The CARES Act made a few changes to the rules surrounding retirement account withdrawals...
Under normal circumstances, if you withdraw money from your qualified retirement plan – like a 401(k) or 403(b) plan – or Individual Retirement Account ("IRA") before you're 59 and a half, you will face a 10% penalty and a mandatory 20% withholding from the IRS. But until December 30, 2020, the CARES Act eliminates the 10% penalty and the mandatory withholding on up to a $100,000 withdrawal for coronavirus-related distributions ("CRD").
Of course, you'll still owe taxes on any of the pre-tax withdrawals. There's no escaping that. But instead of having to pay them all in 2020, you can spread the amount out over three years.
This might make you wonder if it's worth pulling money early from your retirement account.
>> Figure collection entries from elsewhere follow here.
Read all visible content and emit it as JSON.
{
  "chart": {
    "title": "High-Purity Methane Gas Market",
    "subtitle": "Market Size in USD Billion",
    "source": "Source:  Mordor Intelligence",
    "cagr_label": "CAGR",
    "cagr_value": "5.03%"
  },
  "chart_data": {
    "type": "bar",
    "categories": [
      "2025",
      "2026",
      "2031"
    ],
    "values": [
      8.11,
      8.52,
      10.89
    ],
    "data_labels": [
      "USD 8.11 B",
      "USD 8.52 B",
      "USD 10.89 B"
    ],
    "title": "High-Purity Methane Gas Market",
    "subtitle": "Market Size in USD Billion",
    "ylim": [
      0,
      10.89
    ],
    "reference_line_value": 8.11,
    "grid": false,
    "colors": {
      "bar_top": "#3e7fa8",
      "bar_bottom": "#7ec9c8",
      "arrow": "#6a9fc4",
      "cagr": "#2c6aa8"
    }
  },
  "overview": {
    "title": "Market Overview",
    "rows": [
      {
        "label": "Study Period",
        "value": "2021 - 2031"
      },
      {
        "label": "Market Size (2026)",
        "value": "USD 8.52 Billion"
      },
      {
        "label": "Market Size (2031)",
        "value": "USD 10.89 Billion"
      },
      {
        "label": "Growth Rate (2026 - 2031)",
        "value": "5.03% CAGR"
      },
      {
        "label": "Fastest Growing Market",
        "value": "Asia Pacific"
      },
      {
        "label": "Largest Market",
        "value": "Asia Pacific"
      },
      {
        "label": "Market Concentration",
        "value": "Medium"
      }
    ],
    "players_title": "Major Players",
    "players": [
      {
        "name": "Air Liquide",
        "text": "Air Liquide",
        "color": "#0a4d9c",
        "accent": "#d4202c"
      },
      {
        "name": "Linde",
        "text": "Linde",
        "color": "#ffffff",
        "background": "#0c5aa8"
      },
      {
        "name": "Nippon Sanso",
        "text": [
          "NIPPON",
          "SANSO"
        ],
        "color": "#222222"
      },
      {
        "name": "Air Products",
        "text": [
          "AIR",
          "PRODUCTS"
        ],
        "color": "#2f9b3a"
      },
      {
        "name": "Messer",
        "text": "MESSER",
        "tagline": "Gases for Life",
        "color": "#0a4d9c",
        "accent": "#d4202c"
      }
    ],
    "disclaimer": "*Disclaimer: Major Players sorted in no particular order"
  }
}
But first, here are a few things to consider:
First, the penalty waiving only applies to a CRD. That means you have to be experiencing financial hardship directly related to the coronavirus pandemic.
According to the IRS, you can qualify for a CRD if you fall into one of these categories:
- You, your spouse, or a dependent is diagnosed with the virus SARS-CoV-2 or with coronavirus disease 2019 (COVID-19) by a test approved by the Centers for Disease Control and Prevention.
- You experience adverse financial consequences as a result of being quarantined, furloughed or laid off, or having work hours reduced due to SARS-CoV-2 or COVID-19.
- You experience adverse financial consequences as a result of being unable to work due to lack of childcare due to SARS-CoV-2 or COVID-19.
- You experience adverse financial consequences as a result of closing or reducing hours of a business that you own or operate due to SARS-CoV-2 or COVID-19.
Second, if you do take a withdrawal, you're allowed to pay that amount back into your retirement account as long as you do so within three years of the withdrawal date. The means if you borrow $20,000, you can put that money back into your account without having to worry about the usual contribution limits. You can also claim a refund on the taxes you paid on the withdrawal, but you might need to amend previous tax returns.
Third, consider the purpose of your retirement account...
I advocate keeping an emergency fund of at least three months' worth of expenses. (If you're the sole provider in your family, your emergency fund should be closer to six months of expenses). If you've done that, your emergency fund is the first place you should go for money. After all, that's what it's there for.
A retirement account is meant to help you create long-term wealth generation. That's where you put money that can grow for decades. Pulling money out of your retirement account means you'll miss out on the potential for gains in the market.
But if you are experiencing financial hardship because of the pandemic and your emergency fund isn't cutting it, don't feel guilty about dipping into your retirement account.
The CARES Act also increases the 401(k) loan limit from $50,000 to $100,000, but you only have 180 days from the day the law took effect (that's March 27) to take out the loan. That means you'll have until September 23. The increase is optional for employers to offer, so check with your plan to see if it's available.
The law also has a provision for required minimum distributions ("RMDs").
Last year, Congress increased the age when you have to take your first RMD from 70 and a half to 72. (It only applied to folks not collecting yet.) The new CARES Act took that one step further... RMDs for 2020 are now suspended for everyone, regardless of age or whether or not you've already started taking your RMD.
This applies to IRAs, 401(k)s, and inherited IRAs. This doesn't apply to defined benefit accounts…
Since you calculate RMDs based on the prior year's ending account balance, that would have meant larger RMD amounts based on your balance because stocks were surging in December 2019. But those payouts mean higher income tax payments, too. This pause in collecting an RMD is a huge relief for some folks.
If you've already taken your RMD for 2020, you may be able to reverse it. But the rules around this are pretty complicated. For folks who have questions about their specific situations, I recommend contacting a tax adviser for help.